L’italiano in cui si scrive non è la lingua effettivamente utilizzata (la distanza scrittore-lettore è notevole).
Un fenomeno rilevante in questo periodo, inoltre, è l’analfabetismo che affligge l’80 % della popolazione: erano in grado di leggere solo 5 milioni di persone, ma solo gli aristocratici ed il clero entrano in contatto con la grande letteratura.
Tuttavia, la massa viene a contatto con la cultura attraverso il teatro (Verdi). Nell’800 si sviluppa anche la letteratura per l’infanzia (De Amicis, Collodi), che diventa veicolo di messaggi anche politici.
Lettera a Chauvet
- Nel 1820, scrive la lettera a Chauvet: si tratta di una lettera indirizza ad un critico francese che recensisce una tragedia manzoniana, il Conte di Carmagnola. Nel suo commento, Chauvet sottolinea che l’opera non rispetta le unità aristoteliche.
Si tratta del documento più importante rispetto alla poetica manzoniana perché afferma che, a differenza dei documenti storici, la poesia ha il potere di entrare nel cuore dei personaggi e veicolare lo spirito del tempo. Manzoni rivendica il carattere innovativo della sua scelta: vuole basarsi sul vero e ritiene che ci si debba ispirare alla realtà storica.
I personaggi sono visti come veicolo di una profonda riflessione che vada oltre la semplice successione di eventi che ci propone la storia.
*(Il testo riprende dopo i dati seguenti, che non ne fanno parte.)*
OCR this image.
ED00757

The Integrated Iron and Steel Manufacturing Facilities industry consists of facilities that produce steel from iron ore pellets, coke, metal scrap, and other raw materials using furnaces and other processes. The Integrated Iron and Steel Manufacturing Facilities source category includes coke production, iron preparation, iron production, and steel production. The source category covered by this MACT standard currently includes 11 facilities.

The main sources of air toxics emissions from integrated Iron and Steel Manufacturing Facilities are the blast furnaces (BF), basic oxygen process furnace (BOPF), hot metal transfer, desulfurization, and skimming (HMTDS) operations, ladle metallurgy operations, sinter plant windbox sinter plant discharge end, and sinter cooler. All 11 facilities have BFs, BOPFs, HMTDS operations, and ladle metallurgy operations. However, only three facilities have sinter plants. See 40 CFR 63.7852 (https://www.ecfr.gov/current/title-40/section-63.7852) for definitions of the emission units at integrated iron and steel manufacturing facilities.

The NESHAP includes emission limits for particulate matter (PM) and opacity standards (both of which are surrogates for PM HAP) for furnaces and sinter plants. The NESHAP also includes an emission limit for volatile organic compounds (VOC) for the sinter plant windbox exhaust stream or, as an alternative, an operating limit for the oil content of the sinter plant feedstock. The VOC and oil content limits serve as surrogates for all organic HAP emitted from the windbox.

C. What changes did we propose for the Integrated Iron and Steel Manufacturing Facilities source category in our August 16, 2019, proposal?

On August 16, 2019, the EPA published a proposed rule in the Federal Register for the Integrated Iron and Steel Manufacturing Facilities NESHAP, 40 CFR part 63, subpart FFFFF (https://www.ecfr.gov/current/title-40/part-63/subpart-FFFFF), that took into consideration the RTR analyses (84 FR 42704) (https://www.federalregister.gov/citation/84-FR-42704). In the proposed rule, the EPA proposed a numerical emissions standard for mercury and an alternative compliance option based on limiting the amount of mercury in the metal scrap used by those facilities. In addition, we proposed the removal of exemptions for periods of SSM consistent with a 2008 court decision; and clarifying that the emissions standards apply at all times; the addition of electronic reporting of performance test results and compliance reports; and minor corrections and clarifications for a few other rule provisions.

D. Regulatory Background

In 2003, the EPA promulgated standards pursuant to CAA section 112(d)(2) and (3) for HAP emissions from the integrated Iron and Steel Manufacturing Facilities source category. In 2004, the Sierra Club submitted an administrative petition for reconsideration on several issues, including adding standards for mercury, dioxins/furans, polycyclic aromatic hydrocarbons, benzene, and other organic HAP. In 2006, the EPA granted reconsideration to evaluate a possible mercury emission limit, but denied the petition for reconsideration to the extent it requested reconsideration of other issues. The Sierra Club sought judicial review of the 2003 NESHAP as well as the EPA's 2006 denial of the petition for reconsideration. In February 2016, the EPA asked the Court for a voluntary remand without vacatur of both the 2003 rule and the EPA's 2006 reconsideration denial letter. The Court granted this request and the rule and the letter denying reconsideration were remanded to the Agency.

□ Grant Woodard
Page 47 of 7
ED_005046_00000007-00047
Attraverso l’immaginazione, inoltre, si possono ricostruire le idee e i pensieri dei grandi del passato
Lettera a D’Azeglio
- Nel 1823 scrive una lettera sul Romanticismo a D’Azeglio: si tratta del documento i cui vengono definiti i tre cardini della sue poetica:
- L’utile come scopo: la letteratura deve essere il veicolo di un messaggio di natura morale e politica;
- Il vero come soggetto: viene suddiviso in vero storico, legato agli eventi, e vero poetico, legato all’immaginazione dello scrittore. Possono essere distinte, inoltre, due tipologie di “vero”: il vero storico, legato agli eventi realmente accaduti, e il vero poetico, legato alla ricostruzione dei sentimenti da parte dell’autore.
- L’interessante come mezzo: se la letteratura vuole educare deve rivolgersi ad un pubblico più ampio.
Un esempio emblematico dell’applicazione di questi princìpi è la poesia “Il cinque maggio” contenuta all’interno delle Odi Civili.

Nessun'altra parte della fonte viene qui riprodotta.